Flu season in the United States is having its earliest start in nearly a decade, and health officials say this season could be a bad one.
Although flu is always unpredictable, the early nature of the cases and the predominant type circulating this year could make this a severe flu season, said officials at the Centers for Disease Control and Prevention.
But officials said the vaccine formulated for this year is well-matched to the strains of the virus seen so far and urged those who have not been vaccinated to get a flu shot.
In early December, the CDC said it was noticing an uptick in flu activity about a month before authorities normally see it, and the earliest since the 2003-04 flu season.
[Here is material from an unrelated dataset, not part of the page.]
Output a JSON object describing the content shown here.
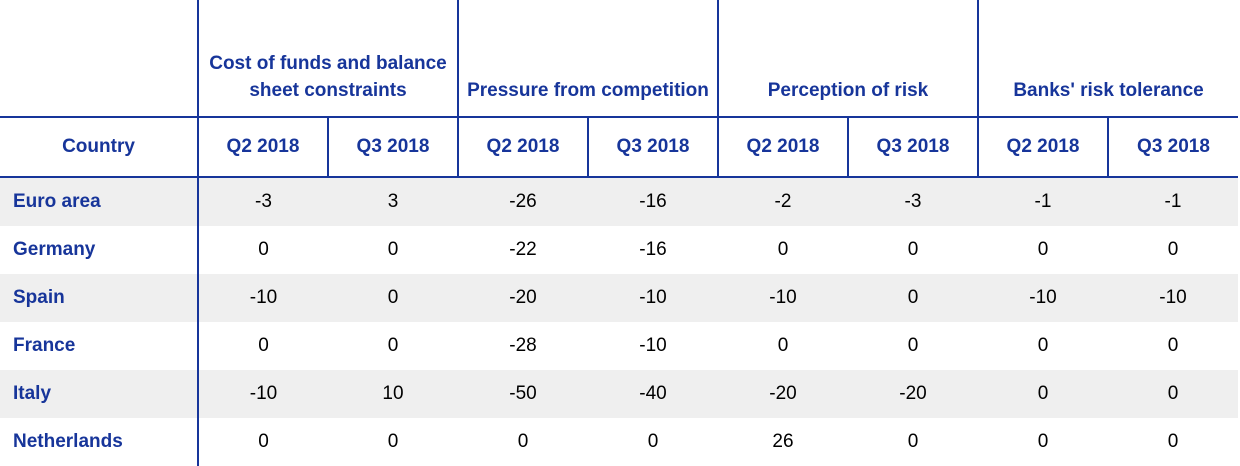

The primary strain this season is the H3N2, an influenza A virus that has been associated in the past with more severe flu seasons, with more hospitalizations and deaths.
Influenza often peaks in January, February or even later. This year, it may have happened in December.
Cases of flu have been reported in 29 states. As of Dec. 15, higher-than-normal reports of flulike illnesses had been reported in 12 states, most of them in the South and Southeast.
But this flu season offers two bits of good news, as well.
The flu strains spreading this year match well with this year’s flu vaccine. And the Food and Drug Administration on Dec. 21 expanded the approved use of Tamiflu to treat children as young as 2 weeks old who have shown symptoms of flu.